Mit acht zusätzlichen Förderstunden pro Woche – auch das eher die Ausnahme, erstritten von einer kämpferischen Mutter.
"Man braucht Nerven wie Drahtseile und ich hatte auch mit meinem Mann Riesen-Diskussionen, der sagte, ‚verstehst du nicht, dass du gegen Windmühlen kämpfst? Das wird nichts‘, und ich hab’ immer nur gerufen, ‚der Kampf ist noch nicht verloren!‘"
Andere Eltern, zum Beispiel geistig behinderter Kinder, geben auf, wenn sie im Erstgespräch an der Grundschule erfahren, dass ihr Sprössling mit zwei, drei zusätzlichen Förderstunden in einer Klasse von 27 Schülern klarkommen soll. Noch lange nach der Einschulung betrauern diese Eltern, dass sie ihr Kind doch an die Förderschule geben mussten, weiß Gabi Mehmet von der Frühförder- und Beratungsstelle der Lebenshilfe Gießen.
"Eltern wollen die Wahl haben, und sie haben in Hessen keine echte Wahl, weil die Rahmenbedingungen an der Regelschule so schlecht sind, eben zwei Stunden, vier Stunden, dass viele Eltern sich aus diesem Grund dagegen entscheiden und die Förderschule wählen. Man muss sich schon fragen, wie kommt es, dass in den Zeiten der Inklusion der Anteil der Schüler an Förderschulen sehr deutlich wächst. Das ist keine freie Entscheidung der Eltern, sondern das ist eine Entscheidung aufgrund der Rahmenbedingungen, die Hessen vorgibt, und das ist nicht in Ordnung."
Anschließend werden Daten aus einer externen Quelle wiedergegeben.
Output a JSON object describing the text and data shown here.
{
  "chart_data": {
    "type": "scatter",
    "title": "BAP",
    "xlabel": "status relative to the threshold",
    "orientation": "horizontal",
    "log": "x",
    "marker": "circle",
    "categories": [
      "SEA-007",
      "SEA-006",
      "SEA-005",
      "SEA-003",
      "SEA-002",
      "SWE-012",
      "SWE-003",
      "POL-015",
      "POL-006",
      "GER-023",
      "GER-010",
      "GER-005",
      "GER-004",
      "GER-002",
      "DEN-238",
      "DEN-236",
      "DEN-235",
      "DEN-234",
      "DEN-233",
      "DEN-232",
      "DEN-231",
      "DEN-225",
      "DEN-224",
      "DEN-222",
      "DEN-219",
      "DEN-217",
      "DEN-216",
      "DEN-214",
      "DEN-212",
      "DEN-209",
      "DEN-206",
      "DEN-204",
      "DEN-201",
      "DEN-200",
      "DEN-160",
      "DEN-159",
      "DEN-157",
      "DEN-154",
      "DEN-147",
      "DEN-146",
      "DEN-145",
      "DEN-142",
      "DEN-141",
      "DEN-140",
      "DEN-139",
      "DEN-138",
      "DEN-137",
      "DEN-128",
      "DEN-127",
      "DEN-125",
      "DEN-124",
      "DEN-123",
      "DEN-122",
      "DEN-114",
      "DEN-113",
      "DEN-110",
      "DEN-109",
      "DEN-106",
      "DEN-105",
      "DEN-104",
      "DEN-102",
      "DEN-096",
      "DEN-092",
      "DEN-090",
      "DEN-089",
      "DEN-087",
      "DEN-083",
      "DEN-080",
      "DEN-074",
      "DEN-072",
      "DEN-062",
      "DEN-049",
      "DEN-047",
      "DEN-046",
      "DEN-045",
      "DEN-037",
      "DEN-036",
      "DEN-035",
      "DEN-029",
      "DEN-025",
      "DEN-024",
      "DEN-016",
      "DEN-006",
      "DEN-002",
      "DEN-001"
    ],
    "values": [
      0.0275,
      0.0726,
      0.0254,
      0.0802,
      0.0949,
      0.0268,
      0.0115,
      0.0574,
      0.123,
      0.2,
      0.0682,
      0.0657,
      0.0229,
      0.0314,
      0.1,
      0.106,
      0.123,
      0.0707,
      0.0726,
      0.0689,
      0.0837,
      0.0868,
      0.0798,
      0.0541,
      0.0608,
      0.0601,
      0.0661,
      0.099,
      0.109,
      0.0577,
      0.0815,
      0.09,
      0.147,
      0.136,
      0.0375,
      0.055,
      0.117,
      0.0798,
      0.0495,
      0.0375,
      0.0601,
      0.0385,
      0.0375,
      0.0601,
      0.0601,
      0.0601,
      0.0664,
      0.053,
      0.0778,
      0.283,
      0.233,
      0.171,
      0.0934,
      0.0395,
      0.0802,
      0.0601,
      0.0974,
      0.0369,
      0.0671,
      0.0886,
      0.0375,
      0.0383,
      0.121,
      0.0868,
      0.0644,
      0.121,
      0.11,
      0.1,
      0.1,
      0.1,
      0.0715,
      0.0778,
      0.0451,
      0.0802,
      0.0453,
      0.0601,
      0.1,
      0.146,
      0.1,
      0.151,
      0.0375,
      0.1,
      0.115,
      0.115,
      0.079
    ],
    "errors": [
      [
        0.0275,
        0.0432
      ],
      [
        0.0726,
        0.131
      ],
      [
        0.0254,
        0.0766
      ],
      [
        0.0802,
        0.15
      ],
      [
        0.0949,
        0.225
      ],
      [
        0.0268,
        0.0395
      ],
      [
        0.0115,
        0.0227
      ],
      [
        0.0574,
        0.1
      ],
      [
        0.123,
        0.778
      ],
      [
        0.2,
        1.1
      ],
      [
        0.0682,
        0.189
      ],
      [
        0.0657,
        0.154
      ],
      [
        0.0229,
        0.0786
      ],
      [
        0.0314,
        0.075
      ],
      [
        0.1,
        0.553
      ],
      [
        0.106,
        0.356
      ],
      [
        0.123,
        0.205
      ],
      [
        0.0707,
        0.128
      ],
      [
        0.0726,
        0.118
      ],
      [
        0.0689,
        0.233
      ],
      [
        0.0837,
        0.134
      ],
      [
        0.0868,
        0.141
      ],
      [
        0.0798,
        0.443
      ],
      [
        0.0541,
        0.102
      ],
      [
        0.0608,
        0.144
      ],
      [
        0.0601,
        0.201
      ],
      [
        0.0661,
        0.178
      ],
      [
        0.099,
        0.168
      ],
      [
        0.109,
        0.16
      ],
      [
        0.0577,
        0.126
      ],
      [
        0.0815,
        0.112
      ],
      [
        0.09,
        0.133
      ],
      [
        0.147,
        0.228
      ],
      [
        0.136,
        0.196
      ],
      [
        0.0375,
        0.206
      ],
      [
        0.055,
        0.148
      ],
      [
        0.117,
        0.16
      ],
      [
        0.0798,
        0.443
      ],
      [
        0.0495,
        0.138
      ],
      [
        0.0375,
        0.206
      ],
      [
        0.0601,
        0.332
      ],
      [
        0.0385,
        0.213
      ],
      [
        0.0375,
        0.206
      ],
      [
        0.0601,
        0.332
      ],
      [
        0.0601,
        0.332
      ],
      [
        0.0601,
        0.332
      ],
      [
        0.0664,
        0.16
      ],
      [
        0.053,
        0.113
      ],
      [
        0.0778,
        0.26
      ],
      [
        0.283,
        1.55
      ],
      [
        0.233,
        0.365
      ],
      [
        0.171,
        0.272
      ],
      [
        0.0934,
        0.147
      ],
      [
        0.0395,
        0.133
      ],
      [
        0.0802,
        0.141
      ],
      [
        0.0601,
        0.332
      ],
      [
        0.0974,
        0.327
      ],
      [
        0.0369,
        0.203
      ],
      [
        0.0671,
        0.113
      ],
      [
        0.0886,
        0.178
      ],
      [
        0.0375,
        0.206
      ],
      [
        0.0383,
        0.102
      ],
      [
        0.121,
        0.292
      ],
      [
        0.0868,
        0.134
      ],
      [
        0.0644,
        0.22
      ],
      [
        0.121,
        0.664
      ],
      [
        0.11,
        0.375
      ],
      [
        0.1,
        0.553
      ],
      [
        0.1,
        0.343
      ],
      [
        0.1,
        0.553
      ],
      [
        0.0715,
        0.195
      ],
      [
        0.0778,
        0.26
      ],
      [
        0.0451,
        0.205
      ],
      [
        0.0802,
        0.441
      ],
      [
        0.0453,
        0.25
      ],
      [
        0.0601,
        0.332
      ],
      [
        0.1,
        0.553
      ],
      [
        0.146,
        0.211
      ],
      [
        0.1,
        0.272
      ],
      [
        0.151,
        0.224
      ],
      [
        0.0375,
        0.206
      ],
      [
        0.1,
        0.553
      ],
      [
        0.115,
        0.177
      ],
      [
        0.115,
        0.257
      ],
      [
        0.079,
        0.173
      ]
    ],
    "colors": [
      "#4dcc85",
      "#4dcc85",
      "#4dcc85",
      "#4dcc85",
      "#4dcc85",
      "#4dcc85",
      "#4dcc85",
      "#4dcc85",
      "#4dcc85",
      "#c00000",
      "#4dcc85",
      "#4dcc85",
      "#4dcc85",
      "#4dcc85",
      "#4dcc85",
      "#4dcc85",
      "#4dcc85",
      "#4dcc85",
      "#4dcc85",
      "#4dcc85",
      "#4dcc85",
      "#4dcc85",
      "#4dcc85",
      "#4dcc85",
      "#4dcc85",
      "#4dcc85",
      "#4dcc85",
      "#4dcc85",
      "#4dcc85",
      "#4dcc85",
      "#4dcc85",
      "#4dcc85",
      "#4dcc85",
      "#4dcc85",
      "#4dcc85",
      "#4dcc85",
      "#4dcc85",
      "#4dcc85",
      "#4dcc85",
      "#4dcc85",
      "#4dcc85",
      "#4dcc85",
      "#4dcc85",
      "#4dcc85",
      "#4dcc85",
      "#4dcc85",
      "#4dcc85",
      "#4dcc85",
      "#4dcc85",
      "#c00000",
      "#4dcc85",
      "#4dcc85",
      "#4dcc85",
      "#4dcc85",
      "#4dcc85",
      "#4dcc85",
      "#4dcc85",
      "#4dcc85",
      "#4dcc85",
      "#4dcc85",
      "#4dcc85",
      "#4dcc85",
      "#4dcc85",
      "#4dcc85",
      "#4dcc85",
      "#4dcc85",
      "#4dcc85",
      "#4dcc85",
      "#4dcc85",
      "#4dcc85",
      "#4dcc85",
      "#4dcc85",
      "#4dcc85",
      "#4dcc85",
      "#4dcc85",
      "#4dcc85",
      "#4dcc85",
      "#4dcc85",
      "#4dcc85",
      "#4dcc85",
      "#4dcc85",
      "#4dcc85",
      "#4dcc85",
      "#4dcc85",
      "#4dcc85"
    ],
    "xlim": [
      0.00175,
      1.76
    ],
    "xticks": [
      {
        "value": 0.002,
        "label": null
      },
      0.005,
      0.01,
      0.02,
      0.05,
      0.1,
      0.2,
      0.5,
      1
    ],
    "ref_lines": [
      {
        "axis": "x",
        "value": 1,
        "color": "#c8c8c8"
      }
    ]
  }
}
Bildungsministerin Nicola Beer von der FDP räumt ein:
"(Es) können sicherlich noch wesentlich mehr Kinder inklusiv in den Regelschulen beschult werden, aber es gibt eine ganze Reihe von Kindern, für die ist eine sachgerechte Unterstützung in der Förderschule wesentlich besser möglich. Und Eltern und ihren Kindern diese Wahlfreiheit zu lassen, deswegen setzen wir eben auf das Zwei-Säulen-Modell. Es soll überall im Land die Möglichkeit geben, zwischen beiden Möglichkeiten der Beschulung auszusuchen, und es sollen die Eltern sein, die an dieser Stelle aussuchen."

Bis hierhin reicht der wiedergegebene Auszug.